Après une reprise au mois de décembre trèèèèèsss progressive, il était temps de reprendre le travail sérieux comme vu avec les médecins.

Plus de place pour le travail progressif, j’ai enfin le feu vert pour aligner les kilomètres et les vraies séances de vitesse ainsi que pour des séances longues. L’idée étant de retrouver au plus vite un fond de condition pour être à peu près sûr d’être pas loin du 100% à l’Ecotrail de Paris le 17 mars. Cela veut donc dire faire des compromis et aligner les efforts sans trop réfléchir aux conséquences à court terme…

Cela signifie aussi s’aligner sur des épreuves avec le désir de travailler et pas d’arrière pensées de résultats…

Ce fut fait fin janvier au trail du Couttach, où après 4 semaines de travail sérieux en foncier et en intensité, la condition retrouvée était bonne mais pas assez pour jouer les premiers rôles. Une première partie de course jouée devant et une seconde plus difficile où il m’a été impossible d’accélérer. Résultat: une 4ème place, 40, 5 kms et 1500 m + en 3h35. Satisfaisant tout de même tant je reviens de loin… En si peu de temps, je ne suis pas si mécontent! :-) J’ai bien travaillé ce mois de janvier et la récupération de la course me donne d’ailleurs de précieux indices: le kilométrage est bien supporté et je n’ai pas trop « tapé » dedans. Ce qui est bon signe. On va pouvoir reprogrammer du travail très vite… :-)
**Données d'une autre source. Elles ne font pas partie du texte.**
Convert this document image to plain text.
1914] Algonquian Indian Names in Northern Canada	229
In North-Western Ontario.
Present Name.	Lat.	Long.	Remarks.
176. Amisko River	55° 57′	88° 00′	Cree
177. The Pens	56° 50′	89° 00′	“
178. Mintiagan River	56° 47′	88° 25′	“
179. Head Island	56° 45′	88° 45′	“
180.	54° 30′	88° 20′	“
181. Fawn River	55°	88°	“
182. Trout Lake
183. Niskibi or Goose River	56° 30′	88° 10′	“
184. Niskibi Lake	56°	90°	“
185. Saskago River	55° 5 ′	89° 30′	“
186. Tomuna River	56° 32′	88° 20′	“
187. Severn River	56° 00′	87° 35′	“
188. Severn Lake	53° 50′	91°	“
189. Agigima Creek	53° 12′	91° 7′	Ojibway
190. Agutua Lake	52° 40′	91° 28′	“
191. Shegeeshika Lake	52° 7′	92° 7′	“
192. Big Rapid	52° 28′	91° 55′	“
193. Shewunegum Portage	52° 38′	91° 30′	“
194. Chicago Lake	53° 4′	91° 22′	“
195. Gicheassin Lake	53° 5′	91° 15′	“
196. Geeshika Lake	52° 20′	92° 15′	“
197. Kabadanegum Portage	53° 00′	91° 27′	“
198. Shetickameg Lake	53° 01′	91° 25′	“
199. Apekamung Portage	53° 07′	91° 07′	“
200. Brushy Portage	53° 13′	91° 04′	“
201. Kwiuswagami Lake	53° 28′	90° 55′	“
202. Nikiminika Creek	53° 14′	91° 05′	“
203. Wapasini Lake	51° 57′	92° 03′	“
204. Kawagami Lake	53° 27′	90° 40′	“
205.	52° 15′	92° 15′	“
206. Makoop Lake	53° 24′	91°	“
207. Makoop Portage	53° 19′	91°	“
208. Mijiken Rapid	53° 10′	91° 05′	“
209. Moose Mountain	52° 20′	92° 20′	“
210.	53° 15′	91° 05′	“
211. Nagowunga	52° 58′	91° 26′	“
Deux semaines plus tard, je m’aligne au trail des Ruthènes pour accompagner Sissi en pleine prépa pour le TREG. Là, je viens pour faire du kilométrage rythmé simplement. Mais finalement les sensations sont bonnes et même si je n’ai pas encore énormément de punch, je me sens solide, notamment sur le plat et je finis par l’emporter avec une belle gestion de course. Je termine devant A Allaire: un jeune espoir plein de talent et Nicolas Cantagrel ( pas jeune espoir mais plein de talent aussi). Cette fois-ci, j’ai pu accélérer aux moments où je l’ai choisi pour ne pas laisser trop d’écarts se faire avec Nicolas Cantagrel dans un premier temps puis pour lâcher le jeune Allaire dans un second temps. En deux semaines, encore un cap de passé… :-) Et une victoire qui récompense les efforts de ces dernières semaines où je n’ai pas trop compté…

Finalement, c’est au premier « temps de passage » important que je manquerai le plus de peps… Mais je m’en doutais… On avait dit pas d’arrière pensées… Je termine 4ème au Gruissan Poli Trail, première manche du TTN. J’ai fait ma course sans gaz, à la gestion, mais encore une fois, je suis rassuré par la solidité côté kilométrage: même si je n’ai pas été aérien durant la course ( il me manquait clairement l’énergie dépensée la semaine avant aux trail des Ruthènes), j’arrive à terminer vraiment fort sur cette course qui me tient à coeur. Encore une 4 ème place, et surtout, le droit de drastiquement lever le pied durant une semaine! :-) )) Pour repartir sur un dernier bloc avant Paris!

La course Contre-la montre continue! :-)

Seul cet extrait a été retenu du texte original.